Under The Hood of Testing Big Data Applications

Author : Venkatagiri P

The Internet is filled with a lot of information on what big data is, the tools that are used to capture, manage and process big data sets. However, there is limited content available when it comes to devising a test strategy for big data applications or how big data needs to be approached from a testing point of view. Through this series of articles, let’s try and understand how traditional data processing is different from processing large data sets and look at how testers should strategize and approach testing for them.


In the older times, the traditional tester wrote simple read/write queries against the database to store, retrieve and compare data. Slowly, as the size of data started increasing due to business needs and newer technologies like Data Warehousing came into being, it mandated specialized skills which created a whole lot of designations within the tester community who were referred to as “Database Testers”, “ETL Testers” and “Data Warehouse Testers”. Now with the advent of big data, things are only getting more complex for the tester. What kind of challenges does it put forth to the tester? Does he need new skills? How does he supplement his previous testing experience?


What is Big Data?
A classic definition as per the dictionary, is that big data is “extremely large data sets that may be analysed computationally to reveal patterns, trends, and associations, especially relating to human behaviour and interactions”

Lately, the term “big data” tends to refer to the use of predictive analytics, user behavior analytics, or certain other advanced data analytics methods that extract value from data, and seldom to a particular size of data set.

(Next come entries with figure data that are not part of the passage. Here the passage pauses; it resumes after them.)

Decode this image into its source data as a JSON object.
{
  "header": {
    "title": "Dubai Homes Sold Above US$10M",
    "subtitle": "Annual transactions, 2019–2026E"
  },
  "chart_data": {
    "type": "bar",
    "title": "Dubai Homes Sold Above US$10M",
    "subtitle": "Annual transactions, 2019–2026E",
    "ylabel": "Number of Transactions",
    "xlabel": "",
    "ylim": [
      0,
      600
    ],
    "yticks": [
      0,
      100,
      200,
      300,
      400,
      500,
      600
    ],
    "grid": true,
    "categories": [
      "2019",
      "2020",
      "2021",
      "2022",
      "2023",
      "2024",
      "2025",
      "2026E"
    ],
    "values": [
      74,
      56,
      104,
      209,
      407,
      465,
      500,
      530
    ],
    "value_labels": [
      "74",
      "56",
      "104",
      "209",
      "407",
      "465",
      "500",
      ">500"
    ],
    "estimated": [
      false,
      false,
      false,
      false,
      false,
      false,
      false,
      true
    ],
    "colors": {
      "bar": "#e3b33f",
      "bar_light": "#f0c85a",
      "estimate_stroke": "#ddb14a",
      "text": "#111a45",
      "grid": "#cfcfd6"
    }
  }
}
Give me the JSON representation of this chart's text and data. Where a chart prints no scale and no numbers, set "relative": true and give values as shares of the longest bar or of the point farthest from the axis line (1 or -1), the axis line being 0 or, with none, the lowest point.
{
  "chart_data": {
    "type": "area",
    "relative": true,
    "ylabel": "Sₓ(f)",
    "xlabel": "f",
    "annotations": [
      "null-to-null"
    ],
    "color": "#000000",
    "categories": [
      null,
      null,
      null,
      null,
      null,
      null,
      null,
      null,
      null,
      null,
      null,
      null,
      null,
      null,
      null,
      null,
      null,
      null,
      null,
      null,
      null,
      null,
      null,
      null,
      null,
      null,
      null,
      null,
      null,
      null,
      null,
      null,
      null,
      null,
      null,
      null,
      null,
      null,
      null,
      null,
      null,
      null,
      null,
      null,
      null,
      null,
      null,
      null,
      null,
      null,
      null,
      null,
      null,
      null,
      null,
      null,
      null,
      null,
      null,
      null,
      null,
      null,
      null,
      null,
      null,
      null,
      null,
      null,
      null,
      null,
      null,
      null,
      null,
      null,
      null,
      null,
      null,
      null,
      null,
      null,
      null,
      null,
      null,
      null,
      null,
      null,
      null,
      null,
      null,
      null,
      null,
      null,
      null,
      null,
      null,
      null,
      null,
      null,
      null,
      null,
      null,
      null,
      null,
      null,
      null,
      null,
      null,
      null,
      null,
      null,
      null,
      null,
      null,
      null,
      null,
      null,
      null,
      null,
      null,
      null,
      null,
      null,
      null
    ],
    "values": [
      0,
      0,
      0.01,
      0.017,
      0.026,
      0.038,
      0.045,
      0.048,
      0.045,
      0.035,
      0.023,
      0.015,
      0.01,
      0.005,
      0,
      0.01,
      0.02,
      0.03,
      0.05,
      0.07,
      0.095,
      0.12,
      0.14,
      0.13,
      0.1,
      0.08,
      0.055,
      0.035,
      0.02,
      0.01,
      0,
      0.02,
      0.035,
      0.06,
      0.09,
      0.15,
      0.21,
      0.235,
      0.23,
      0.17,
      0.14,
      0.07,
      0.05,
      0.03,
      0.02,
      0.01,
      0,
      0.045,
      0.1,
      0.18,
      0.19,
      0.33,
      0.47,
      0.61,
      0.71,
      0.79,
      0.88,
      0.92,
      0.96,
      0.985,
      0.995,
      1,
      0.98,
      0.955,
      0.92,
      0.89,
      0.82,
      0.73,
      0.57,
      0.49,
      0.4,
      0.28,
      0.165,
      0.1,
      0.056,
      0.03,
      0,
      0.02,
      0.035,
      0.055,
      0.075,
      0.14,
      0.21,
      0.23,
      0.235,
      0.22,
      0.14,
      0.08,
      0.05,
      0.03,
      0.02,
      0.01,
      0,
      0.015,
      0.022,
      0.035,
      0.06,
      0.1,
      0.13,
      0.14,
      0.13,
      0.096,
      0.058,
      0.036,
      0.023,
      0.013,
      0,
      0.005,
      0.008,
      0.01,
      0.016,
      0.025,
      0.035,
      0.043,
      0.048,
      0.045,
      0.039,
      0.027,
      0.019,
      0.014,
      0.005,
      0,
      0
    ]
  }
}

Examples of big data could be : Social Media data, Trading data from stock exchanges, Airlines data, Retail data, Web Page Analytics (including search engine data) etc.

Typically, Big data can be divided into the following types of data,

  • Structured data : Relational data.
  • Semi Structured data : XML and JSON files.
  • Unstructured data : Social media, Images, Videos, Blogs, Media Logs.


When thinking of testing big data applications, we need to keep the following key characteristics of Big Data into account at each stage of the Big Data lifecycle. These are primarily

Volume – The applications ability to handle large volumes of data at all stages – right from its ingestion to transformation before it can be consumed by the application, and the business logic to handle the volumes.


Velocity – Velocity refers to the speed at which data is being generated, produced, created, or refreshed. The approach to tests may change (the priority, focus) depending on this characteristic of data.


Variety – The source of the data and the ability of the application to handle structured data but also semi structured and mostly unstructured data as well will be a focus of test


Veracity – The level of “noise” in the data, the data cleansing algorithms used, and the resultant set, can play a part in impacting the focus & priority of the testing.


Variability – Another factor to keep in mind is the variability, which refers to data which is constantly changing, and how the end results can be validated.


In subsequent articles, we shall see how basing  a testing approach around the 5 characteristics, we can evolve an improved focus to testing at each stage of a big data lifecycle.